In the absence of litigation, and of a judge willing to make public documents that one party to the litigation doubtless wanted to hide, the manipulation of this particular study might never have been apparent. Most clinical research is now sponsored by health care corporations with vested interests in how the research turns out. Much of this research could be manipulated by corporate marketers who wish it to support their marketing messages, the truth be damned. We (and others) have discussed many examples of apparent manipulation of clinical research,
However, it is unlikely that we, physicians, health care professionals, health care researchers and policy makers, and the public, will ever know for such which studies were manipulated. At best, very critical, skeptical, rigorous review can suggest which studies might have been manipulated. In the absence of such review, we are in danger of being swamped in a morass of manipulated research, and thus lead to make clinical decisions that are based mainly on hucksterism, not science.

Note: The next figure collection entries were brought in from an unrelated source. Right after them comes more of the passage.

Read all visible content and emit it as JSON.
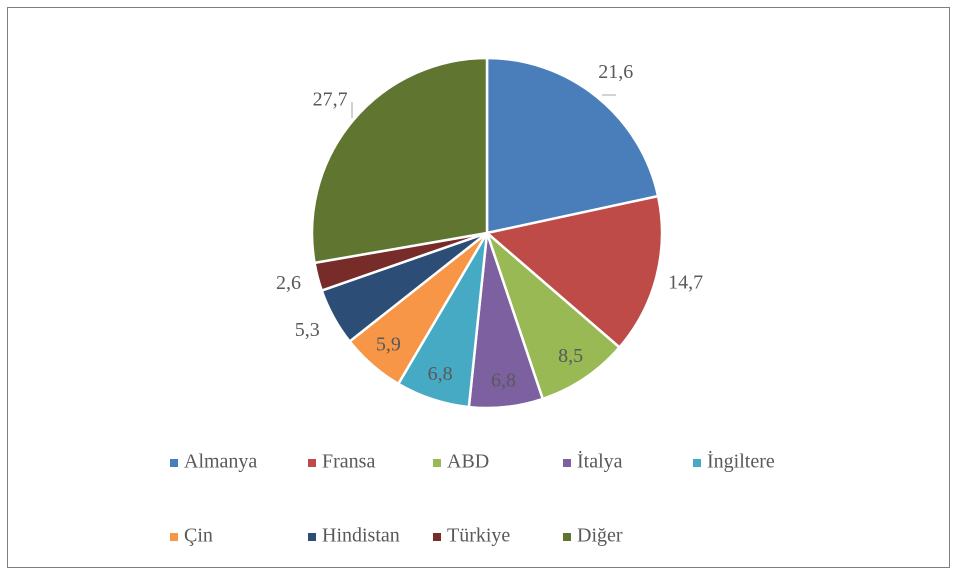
{
  "chart_data": {
    "type": "pie",
    "categories": [
      "Almanya",
      "Fransa",
      "ABD",
      "İtalya",
      "İngiltere",
      "Çin",
      "Hindistan",
      "Türkiye",
      "Diğer"
    ],
    "values": [
      21.6,
      14.7,
      8.5,
      6.8,
      6.8,
      5.9,
      5.3,
      2.6,
      27.7
    ],
    "value_labels": [
      "21,6",
      "14,7",
      "8,5",
      "6,8",
      "6,8",
      "5,9",
      "5,3",
      "2,6",
      "27,7"
    ],
    "colors": [
      "#4a7ebb",
      "#be4b48",
      "#98b954",
      "#7d60a0",
      "#46aac5",
      "#f79646",
      "#2c4d75",
      "#772c2a",
      "#5f7530"
    ],
    "legend": "bottom"
  }
}
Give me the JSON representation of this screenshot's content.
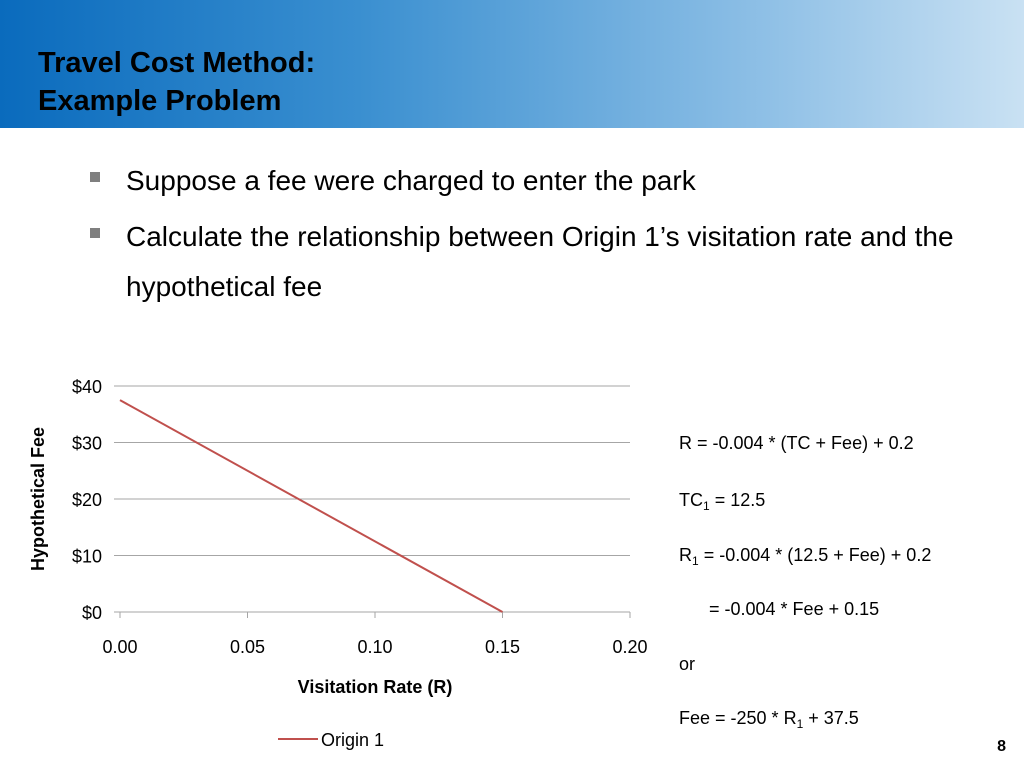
{
  "title": {
    "line1": "Travel Cost Method:",
    "line2": "Example Problem"
  },
  "bullets": [
    "Suppose a fee were charged to enter the park",
    "Calculate the relationship between Origin 1’s visitation rate and the hypothetical fee"
  ],
  "equations": {
    "eq1": "R = -0.004 * (TC + Fee) + 0.2",
    "eq2_a": "TC",
    "eq2_sub": "1",
    "eq2_b": " = 12.5",
    "eq3_a": "R",
    "eq3_sub": "1",
    "eq3_b": " = -0.004 * (12.5 + Fee) + 0.2",
    "eq4": "= -0.004 * Fee + 0.15",
    "eq5": "or",
    "eq6_a": "Fee = -250 * R",
    "eq6_sub": "1",
    "eq6_b": " + 37.5"
  },
  "page_number": "8",
  "colors": {
    "line": "#c0504d",
    "grid": "#a6a6a6",
    "bullet": "#7f7f7f"
  },
  "chart_data": {
    "type": "line",
    "xlabel": "Visitation Rate (R)",
    "ylabel": "Hypothetical Fee",
    "x_ticks": [
      "0.00",
      "0.05",
      "0.10",
      "0.15",
      "0.20"
    ],
    "y_ticks": [
      "$0",
      "$10",
      "$20",
      "$30",
      "$40"
    ],
    "xlim": [
      0,
      0.2
    ],
    "ylim": [
      0,
      40
    ],
    "grid": "horizontal",
    "legend": "bottom",
    "series": [
      {
        "name": "Origin 1",
        "x": [
          0,
          0.15
        ],
        "y": [
          37.5,
          0
        ]
      }
    ]
  }
}
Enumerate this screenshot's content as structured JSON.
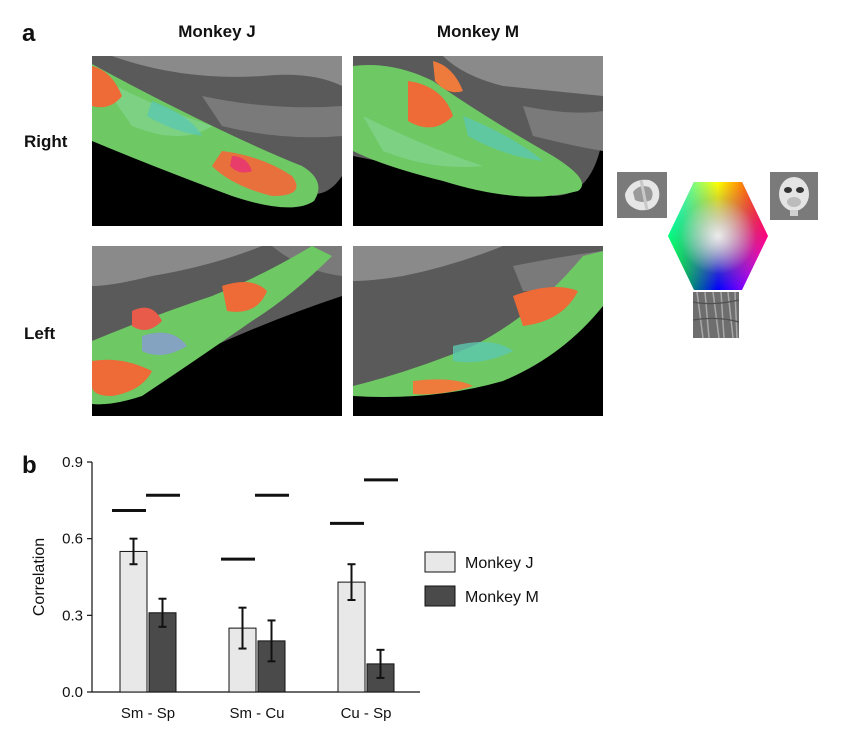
{
  "panel_a": {
    "letter": "a",
    "columns": [
      "Monkey J",
      "Monkey M"
    ],
    "rows": [
      "Right",
      "Left"
    ],
    "legend_colors": {
      "top_left_vertex": "#ffff00",
      "top_right_vertex": "#ff0000",
      "right_vertex": "#ff00ff",
      "bottom_vertex": "#0000ff",
      "left_vertex": "#00ffff",
      "bottom_left_vertex": "#00ff00"
    },
    "stimulus_icons": [
      "object-shape-icon",
      "monkey-face-icon",
      "texture-patch-icon"
    ]
  },
  "panel_b": {
    "letter": "b",
    "chart_data": {
      "type": "bar",
      "categories": [
        "Sm - Sp",
        "Sm - Cu",
        "Cu - Sp"
      ],
      "series": [
        {
          "name": "Monkey J",
          "color": "#e8e8e8",
          "values": [
            0.55,
            0.25,
            0.43
          ],
          "errors": [
            0.05,
            0.08,
            0.07
          ]
        },
        {
          "name": "Monkey M",
          "color": "#4a4a4a",
          "values": [
            0.31,
            0.2,
            0.11
          ],
          "errors": [
            0.055,
            0.08,
            0.055
          ]
        }
      ],
      "ylabel": "Correlation",
      "ylim": [
        0,
        0.9
      ],
      "yticks": [
        "0.0",
        "0.3",
        "0.6",
        "0.9"
      ],
      "ytick_values": [
        0,
        0.3,
        0.6,
        0.9
      ],
      "reference_lines": [
        {
          "category": "Sm - Sp",
          "series": "Monkey J",
          "value": 0.71
        },
        {
          "category": "Sm - Sp",
          "series": "Monkey M",
          "value": 0.77
        },
        {
          "category": "Sm - Cu",
          "series": "Monkey J",
          "value": 0.52
        },
        {
          "category": "Sm - Cu",
          "series": "Monkey M",
          "value": 0.77
        },
        {
          "category": "Cu - Sp",
          "series": "Monkey J",
          "value": 0.66
        },
        {
          "category": "Cu - Sp",
          "series": "Monkey M",
          "value": 0.83
        }
      ],
      "legend_position": "right"
    }
  }
}
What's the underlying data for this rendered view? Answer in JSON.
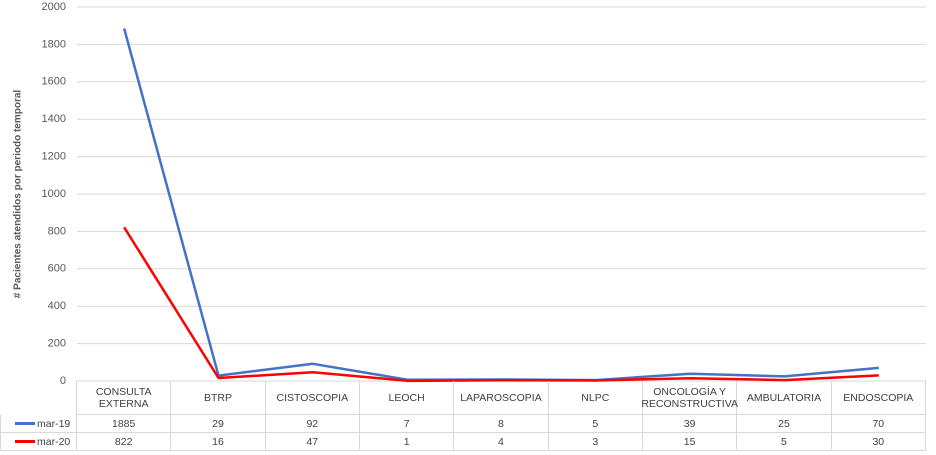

Thus, I strongly advocate that those who author authoritative systematic reviews, meta-analyses, and clinical practice guidelines base their work on extremely rigorous, skeptical reviews that assume the likelihood that all commercially sponsored published clinical research has been manipulated (and that research that even post manipulation could not be twisted to support marketing many have been suppressed) Reviews, meta-analyses, and guidelines that were not so based on extremely critical review should also be viewed with a jaundiced eye.
Perhaps it is possible to devise legal and regulatory methods to at least make such manipulation more transparent. Maybe this case, however, should again suggest that clinical research, that is, research on human beings, should be completely separated from those with vested interests in selling products or services which could be better hyped were the research turn out in their favor.